DNA sequence variation within human leukocyte antigen (HLA) genes mediate susceptibility to a wide range of human diseases. The complex genetic structure of the major histocompatibility complex (MHC) makes it difficult, however, to collect genotyping data in large cohorts. Long-range linkage disequilibrium between HLA loci and SNP markers across the major histocompatibility complex (MHC) region offers an alternative approach through imputation to interrogate HLA variation in existing GWAS data sets. Here we describe a computational strategy, SNP2HLA, to impute classical alleles and amino acid polymorphisms at class I (HLA-A, -B, -C) and class II (-DPA1, -DPB1, -DQA1, -DQB1, and -DRB1) loci. To characterize performance of SNP2HLA, we constructed two European ancestry reference panels, one based on data collected in HapMap-CEPH pedigrees (90 individuals) and another based on data collected by the Type 1 Diabetes Genetics Consortium (T1DGC, 5,225 individuals). We imputed HLA alleles in an independent data set from the British 1958 Birth Cohort (N = 918) with gold standard four-digit HLA types and SNPs genotyped using the Affymetrix GeneChip 500 K and Illumina Immunochip microarrays. We demonstrate that the sample size of the reference panel, rather than SNP density of the genotyping platform, is critical to achieve high imputation accuracy.
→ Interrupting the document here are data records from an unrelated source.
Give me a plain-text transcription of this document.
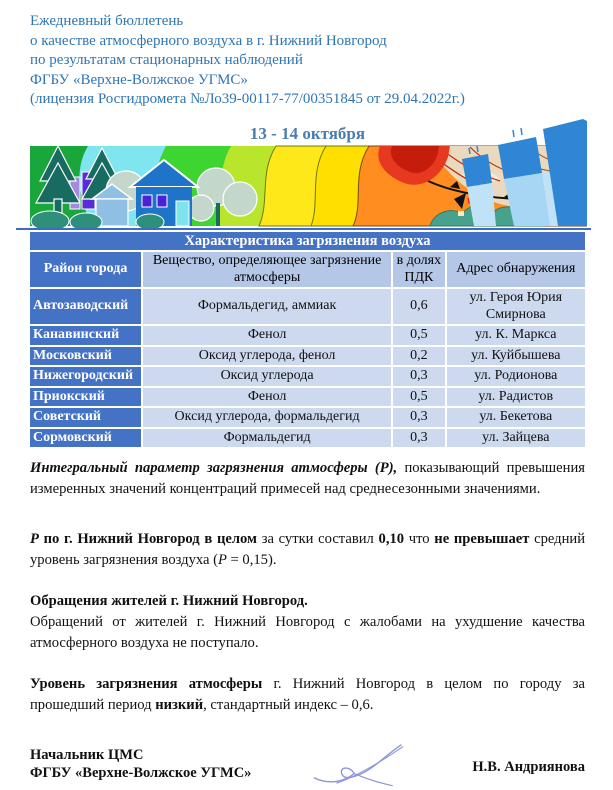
Ежедневный бюллетень
о качестве атмосферного воздуха в г. Нижний Новгород
по результатам стационарных наблюдений
ФГБУ «Верхне-Волжское УГМС»
(лицензия Росгидромета №Ло39-00117-77/00351845 от 29.04.2022г.)
13 - 14 октября
Характеристика загрязнения воздуха			
Район города	Вещество, определяющее загрязнение атмосферы	в долях ПДК	Адрес обнаружения
Автозаводский	Формальдегид, аммиак	0,6	ул. Героя Юрия Смирнова
Канавинский	Фенол	0,5	ул. К. Маркса
Московский	Оксид углерода, фенол	0,2	ул. Куйбышева
Нижегородский	Оксид углерода	0,3	ул. Родионова
Приокский	Фенол	0,5	ул. Радистов
Советский	Оксид углерода, формальдегид	0,3	ул. Бекетова
Сормовский	Формальдегид	0,3	ул. Зайцева
Интегральный параметр загрязнения атмосферы (Р), показывающий превышения измеренных значений концентраций примесей над среднесезонными значениями.
Р по г. Нижний Новгород в целом за сутки составил 0,10 что не превышает средний уровень загрязнения воздуха (Р = 0,15).
Обращения жителей г. Нижний Новгород.
Обращений от жителей г. Нижний Новгород с жалобами на ухудшение качества атмосферного воздуха не поступало.
Уровень загрязнения атмосферы г. Нижний Новгород в целом по городу за прошедший период низкий, стандартный индекс – 0,6.
Начальник ЦМС
ФГБУ «Верхне-Волжское УГМС»	Н.В. Андриянова
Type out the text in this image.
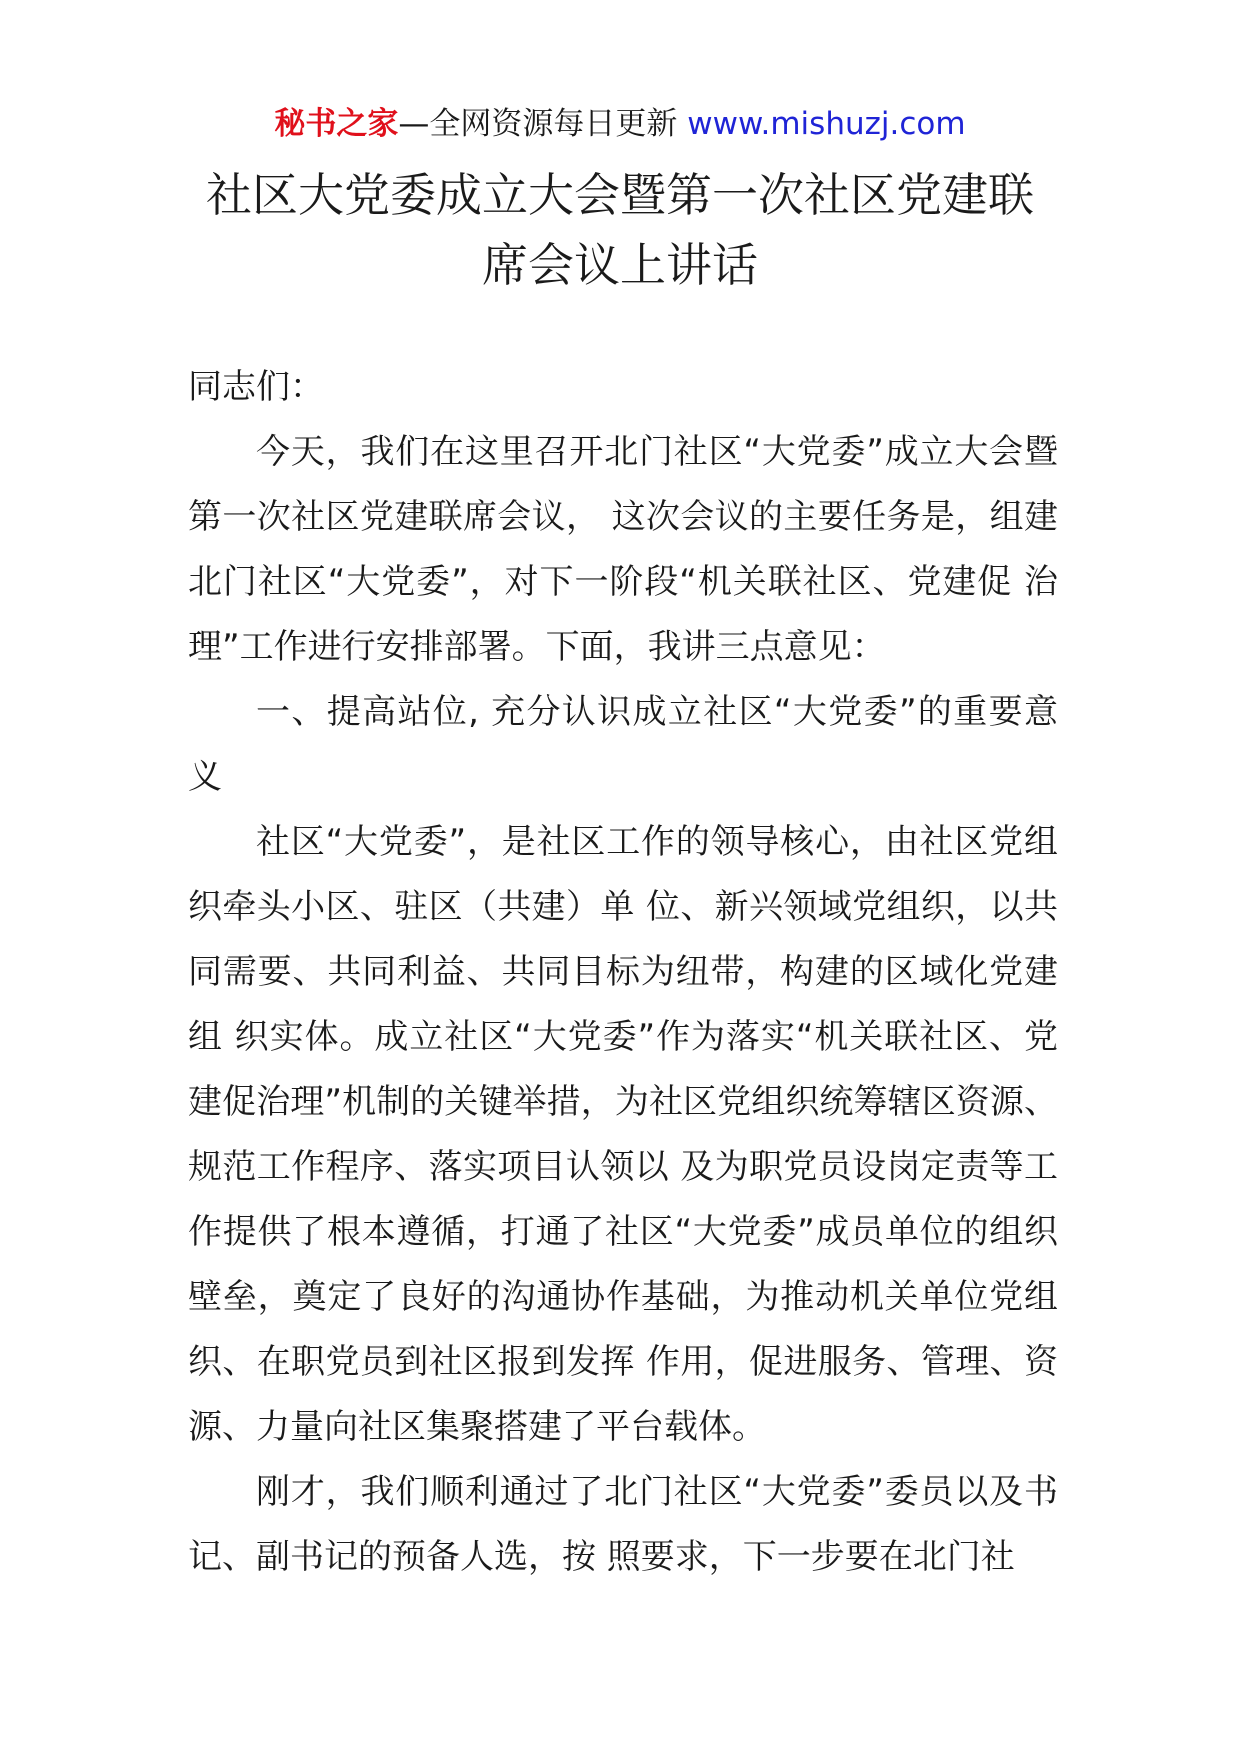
秘书之家—全网资源每日更新 www.mishuzj.com
社区大党委成立大会暨第一次社区党建联
席会议上讲话

同志们：

今天，我们在这里召开北门社区“大党委”成立大会暨第一次社区党建联席会议， 这次会议的主要任务是，组建北门社区“大党委”，对下一阶段“机关联社区、党建促 治理”工作进行安排部署。下面，我讲三点意见：

一、提高站位, 充分认识成立社区“大党委”的重要意义

社区“大党委”，是社区工作的领导核心，由社区党组织牵头小区、驻区（共建）单 位、新兴领域党组织，以共同需要、共同利益、共同目标为纽带，构建的区域化党建组 织实体。成立社区“大党委”作为落实“机关联社区、党建促治理”机制的关键举措，为社区党组织统筹辖区资源、规范工作程序、落实项目认领以 及为职党员设岗定责等工作提供了根本遵循，打通了社区“大党委”成员单位的组织 壁垒，奠定了良好的沟通协作基础，为推动机关单位党组织、在职党员到社区报到发挥 作用，促进服务、管理、资源、力量向社区集聚搭建了平台载体。

刚才，我们顺利通过了北门社区“大党委”委员以及书记、副书记的预备人选，按 照要求，下一步要在北门社
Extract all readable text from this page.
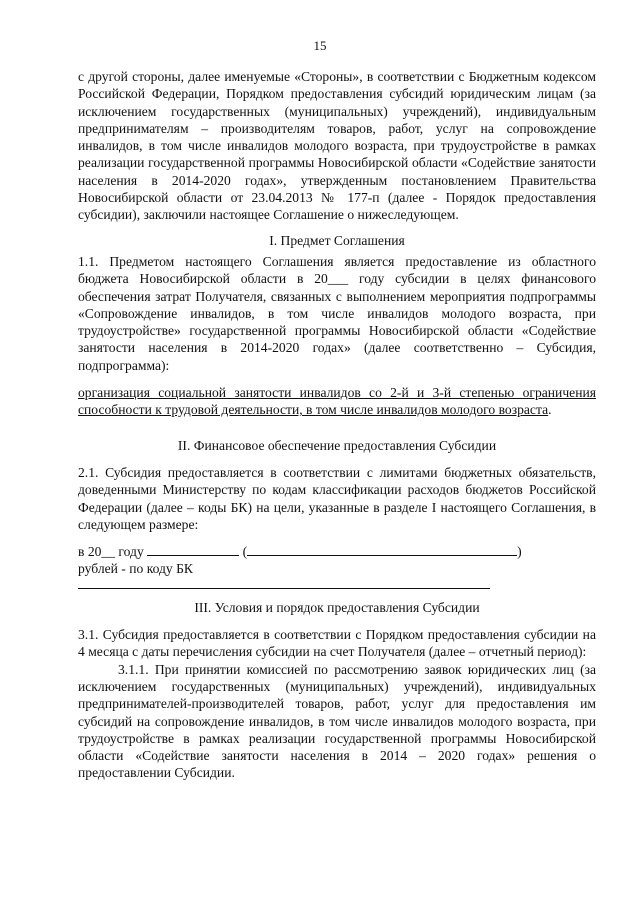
15

с другой стороны, далее именуемые «Стороны», в соответствии с Бюджетным кодексом Российской Федерации, Порядком предоставления субсидий юридическим лицам (за исключением государственных (муниципальных) учреждений), индивидуальным предпринимателям – производителям товаров, работ, услуг на сопровождение инвалидов, в том числе инвалидов молодого возраста, при трудоустройстве в рамках реализации государственной программы Новосибирской области «Содействие занятости населения в 2014-2020 годах», утвержденным постановлением Правительства Новосибирской области от 23.04.2013 № 177-п (далее - Порядок предоставления субсидии), заключили настоящее Соглашение о нижеследующем.

I. Предмет Соглашения

1.1. Предметом настоящего Соглашения является предоставление из областного бюджета Новосибирской области в 20___ году субсидии в целях финансового обеспечения затрат Получателя, связанных с выполнением мероприятия подпрограммы «Сопровождение инвалидов, в том числе инвалидов молодого возраста, при трудоустройстве» государственной программы Новосибирской области «Содействие занятости населения в 2014-2020 годах» (далее соответственно – Субсидия, подпрограмма):

организация социальной занятости инвалидов со 2-й и 3-й степенью ограничения способности к трудовой деятельности, в том числе инвалидов молодого возраста.

II. Финансовое обеспечение предоставления Субсидии

2.1. Субсидия предоставляется в соответствии с лимитами бюджетных обязательств, доведенными Министерству по кодам классификации расходов бюджетов Российской Федерации (далее – коды БК) на цели, указанные в разделе I настоящего Соглашения, в следующем размере:

в 20__ году	(	)

рублей - по коду БК

III. Условия и порядок предоставления Субсидии

3.1. Субсидия предоставляется в соответствии с Порядком предоставления субсидии на 4 месяца с даты перечисления субсидии на счет Получателя (далее – отчетный период):

3.1.1. При принятии комиссией по рассмотрению заявок юридических лиц (за исключением государственных (муниципальных) учреждений), индивидуальных предпринимателей-производителей товаров, работ, услуг для предоставления им субсидий на сопровождение инвалидов, в том числе инвалидов молодого возраста, при трудоустройстве в рамках реализации государственной программы Новосибирской области «Содействие занятости населения в 2014 – 2020 годах» решения о предоставлении Субсидии.
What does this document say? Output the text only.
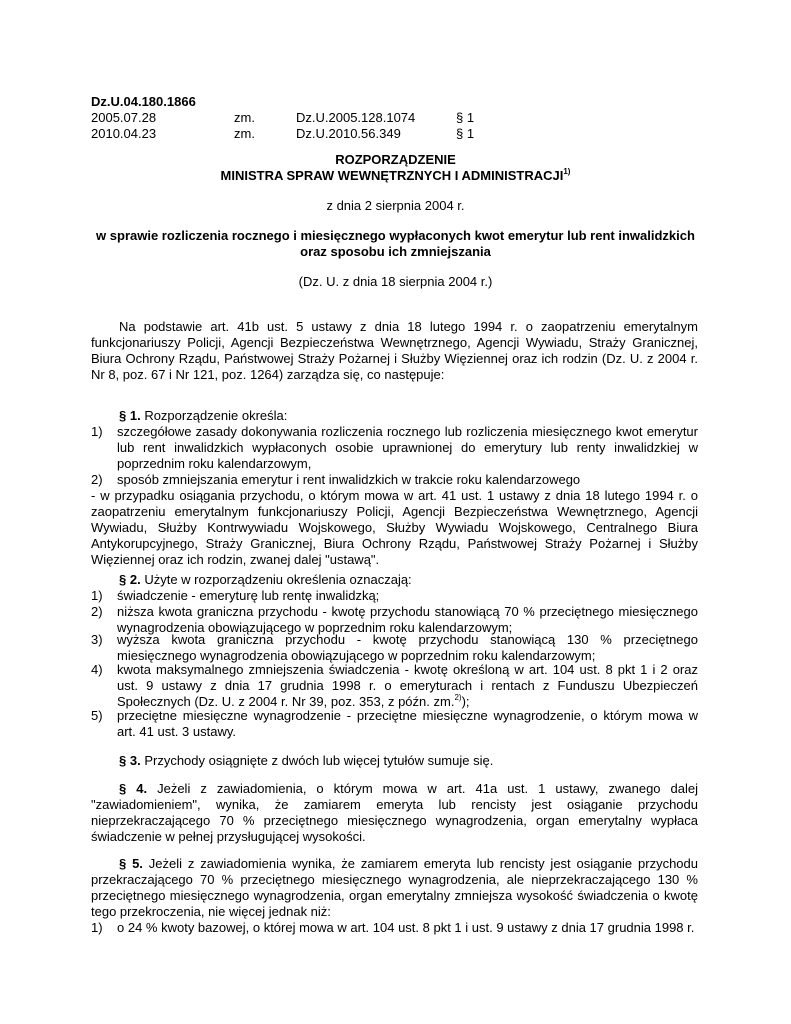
Dz.U.04.180.1866
2005.07.28	zm.	Dz.U.2005.128.1074	§ 1
2010.04.23	zm.	Dz.U.2010.56.349	§ 1
ROZPORZĄDZENIE
MINISTRA SPRAW WEWNĘTRZNYCH I ADMINISTRACJI$^{1)}$
z dnia 2 sierpnia 2004 r.
w sprawie rozliczenia rocznego i miesięcznego wypłaconych kwot emerytur lub rent inwalidzkich
oraz sposobu ich zmniejszania
(Dz. U. z dnia 18 sierpnia 2004 r.)
Na podstawie art. 41b ust. 5 ustawy z dnia 18 lutego 1994 r. o zaopatrzeniu emerytalnym funkcjonariuszy Policji, Agencji Bezpieczeństwa Wewnętrznego, Agencji Wywiadu, Straży Granicznej, Biura Ochrony Rządu, Państwowej Straży Pożarnej i Służby Więziennej oraz ich rodzin (Dz. U. z 2004 r. Nr 8, poz. 67 i Nr 121, poz. 1264) zarządza się, co następuje:
§ 1. Rozporządzenie określa:
1)	szczegółowe zasady dokonywania rozliczenia rocznego lub rozliczenia miesięcznego kwot emerytur lub rent inwalidzkich wypłaconych osobie uprawnionej do emerytury lub renty inwalidzkiej w poprzednim roku kalendarzowym,
2)	sposób zmniejszania emerytur i rent inwalidzkich w trakcie roku kalendarzowego
- w przypadku osiągania przychodu, o którym mowa w art. 41 ust. 1 ustawy z dnia 18 lutego 1994 r. o zaopatrzeniu emerytalnym funkcjonariuszy Policji, Agencji Bezpieczeństwa Wewnętrznego, Agencji Wywiadu, Służby Kontrwywiadu Wojskowego, Służby Wywiadu Wojskowego, Centralnego Biura Antykorupcyjnego, Straży Granicznej, Biura Ochrony Rządu, Państwowej Straży Pożarnej i Służby Więziennej oraz ich rodzin, zwanej dalej "ustawą".
§ 2. Użyte w rozporządzeniu określenia oznaczają:
1)	świadczenie - emeryturę lub rentę inwalidzką;
2)	niższa kwota graniczna przychodu - kwotę przychodu stanowiącą 70 % przeciętnego miesięcznego wynagrodzenia obowiązującego w poprzednim roku kalendarzowym;
3)	wyższa kwota graniczna przychodu - kwotę przychodu stanowiącą 130 % przeciętnego miesięcznego wynagrodzenia obowiązującego w poprzednim roku kalendarzowym;
4)	kwota maksymalnego zmniejszenia świadczenia - kwotę określoną w art. 104 ust. 8 pkt 1 i 2 oraz ust. 9 ustawy z dnia 17 grudnia 1998 r. o emeryturach i rentach z Funduszu Ubezpieczeń Społecznych (Dz. U. z 2004 r. Nr 39, poz. 353, z późn. zm.$^{2)}$);
5)	przeciętne miesięczne wynagrodzenie - przeciętne miesięczne wynagrodzenie, o którym mowa w art. 41 ust. 3 ustawy.
§ 3. Przychody osiągnięte z dwóch lub więcej tytułów sumuje się.
§ 4. Jeżeli z zawiadomienia, o którym mowa w art. 41a ust. 1 ustawy, zwanego dalej "zawiadomieniem", wynika, że zamiarem emeryta lub rencisty jest osiąganie przychodu nieprzekraczającego 70 % przeciętnego miesięcznego wynagrodzenia, organ emerytalny wypłaca świadczenie w pełnej przysługującej wysokości.
§ 5. Jeżeli z zawiadomienia wynika, że zamiarem emeryta lub rencisty jest osiąganie przychodu przekraczającego 70 % przeciętnego miesięcznego wynagrodzenia, ale nieprzekraczającego 130 % przeciętnego miesięcznego wynagrodzenia, organ emerytalny zmniejsza wysokość świadczenia o kwotę tego przekroczenia, nie więcej jednak niż:
1)	o 24 % kwoty bazowej, o której mowa w art. 104 ust. 8 pkt 1 i ust. 9 ustawy z dnia 17 grudnia 1998 r.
Using the larger T1DGC reference panel, the average accuracy at four-digit resolution is 94.7% using the low-density Affymetrix GeneChip 500 K, and 96.7% using the high-density Illumina Immunochip. For amino acid polymorphisms within HLA genes, we achieve 98.6% and 99.3% accuracy using the Affymetrix GeneChip 500 K and Illumina Immunochip, respectively. Finally, we demonstrate how imputation and association testing at amino acid resolution can facilitate fine-mapping of primary MHC association signals, giving a specific example from type 1 diabetes.